Ben, he said, finally. The bar was crowded when I arrived. There were pictures on the walls of the campus architecture. Which was looming just outside.

                    
He was another taciturn alcoholic. From my program, studying poetry. He knew Sireen, which darkened him. He had written poetry about how she didn't love him and why this was the same thing as something more meaningful, like science.

                    
Meet Sireen, he said.

She rolls over beside me. Brings those breasts against my ribcage. Divots her chin into my shoulder.

“I read the doctor's literature,” she says. Quiet. Straight into my skin. “About collateral memory damage.”

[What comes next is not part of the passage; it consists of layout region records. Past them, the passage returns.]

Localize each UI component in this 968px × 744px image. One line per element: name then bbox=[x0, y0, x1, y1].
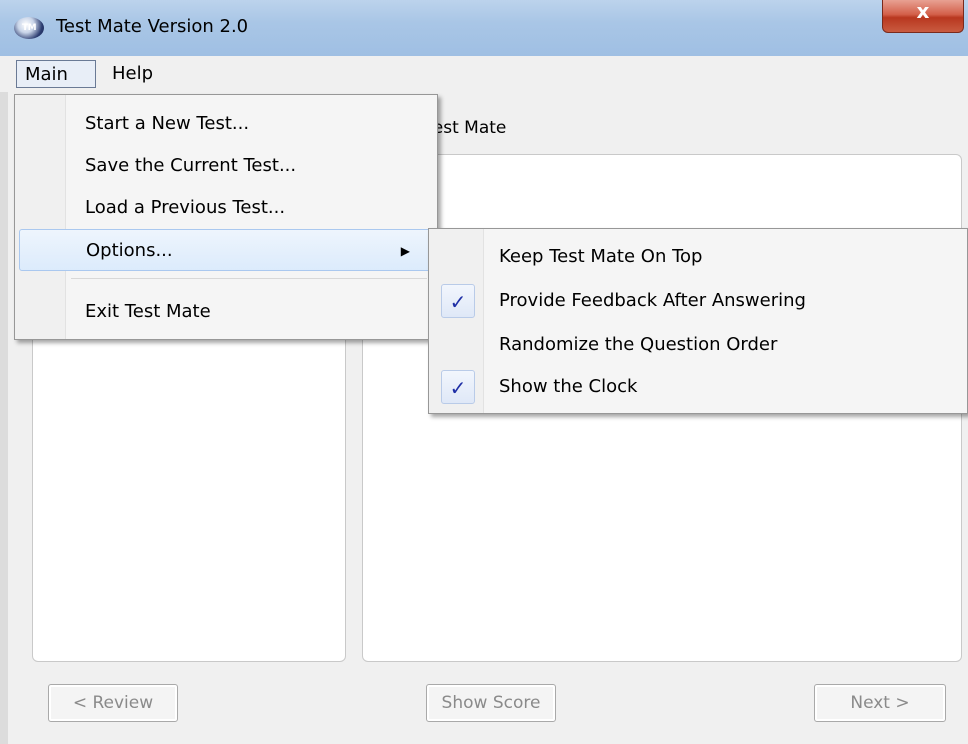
close-button[interactable]: x bbox=[882, 0, 964, 33]
menu-item-start-new-test[interactable]: Start a New Test... bbox=[19, 103, 431, 145]
option-label: Keep Test Mate On Top bbox=[499, 246, 703, 267]
app-window: TM Test Mate Version 2.0 x Main Help ome… bbox=[0, 0, 968, 744]
menu-bar: Main Help bbox=[0, 56, 968, 93]
menubar-item-help[interactable]: Help bbox=[104, 60, 161, 88]
checkmark-icon: ✓ bbox=[441, 284, 475, 318]
menu-item-options[interactable]: Options... ▶ bbox=[19, 229, 431, 271]
menu-item-label: Save the Current Test... bbox=[85, 155, 297, 176]
options-submenu: Keep Test Mate On Top ✓ Provide Feedback… bbox=[428, 228, 968, 414]
close-icon: x bbox=[916, 0, 930, 23]
option-label: Provide Feedback After Answering bbox=[499, 290, 806, 311]
window-frame-edge bbox=[0, 92, 8, 744]
option-keep-on-top[interactable]: Keep Test Mate On Top bbox=[433, 235, 963, 279]
next-button[interactable]: Next > bbox=[814, 684, 946, 722]
menu-item-exit[interactable]: Exit Test Mate bbox=[19, 291, 431, 333]
menu-item-load-previous-test[interactable]: Load a Previous Test... bbox=[19, 187, 431, 229]
menu-item-save-current-test[interactable]: Save the Current Test... bbox=[19, 145, 431, 187]
app-logo-icon: TM bbox=[14, 17, 44, 39]
menu-item-label: Exit Test Mate bbox=[85, 301, 211, 322]
menu-item-label: Load a Previous Test... bbox=[85, 197, 286, 218]
main-menu-dropdown: Start a New Test... Save the Current Tes… bbox=[14, 94, 438, 340]
option-label: Show the Clock bbox=[499, 376, 638, 397]
menu-item-label: Start a New Test... bbox=[85, 113, 250, 134]
title-bar[interactable]: TM Test Mate Version 2.0 x bbox=[0, 0, 968, 56]
option-provide-feedback[interactable]: ✓ Provide Feedback After Answering bbox=[433, 279, 963, 323]
option-label: Randomize the Question Order bbox=[499, 334, 778, 355]
menubar-item-main[interactable]: Main bbox=[16, 60, 96, 88]
show-score-button[interactable]: Show Score bbox=[426, 684, 556, 722]
checkmark-icon: ✓ bbox=[441, 370, 475, 404]
menu-separator bbox=[71, 278, 427, 279]
review-button[interactable]: < Review bbox=[48, 684, 178, 722]
option-randomize-order[interactable]: Randomize the Question Order bbox=[433, 323, 963, 367]
option-show-clock[interactable]: ✓ Show the Clock bbox=[433, 365, 963, 409]
window-title: Test Mate Version 2.0 bbox=[56, 16, 249, 37]
submenu-arrow-icon: ▶ bbox=[400, 244, 410, 258]
menu-item-label: Options... bbox=[86, 240, 173, 261]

We met when she was drunk and beautiful. Arms and legs in unsteady arcs.

“To anything that pertains,” I say.

                    
Ben, Sireen said, extending a hand languidly from her seat. Sit down. She still had an accent then.

                    
My friend put Sireen's hand in mine, to shake, because she was too drunk to coordinate it herself. He said, She's another one from the math group—

                    
Non-positively curved geometry, Sireen said.

                    
One of Sireen's neighbors, a woman, leaned into her. You look positively curved to me, darling! They laughed.

                    
Can I buy you a drink? I said.

                    
You know, Sireen said, I can predict your future with statistical theory. Her eyes widened, as if she'd impressed herself.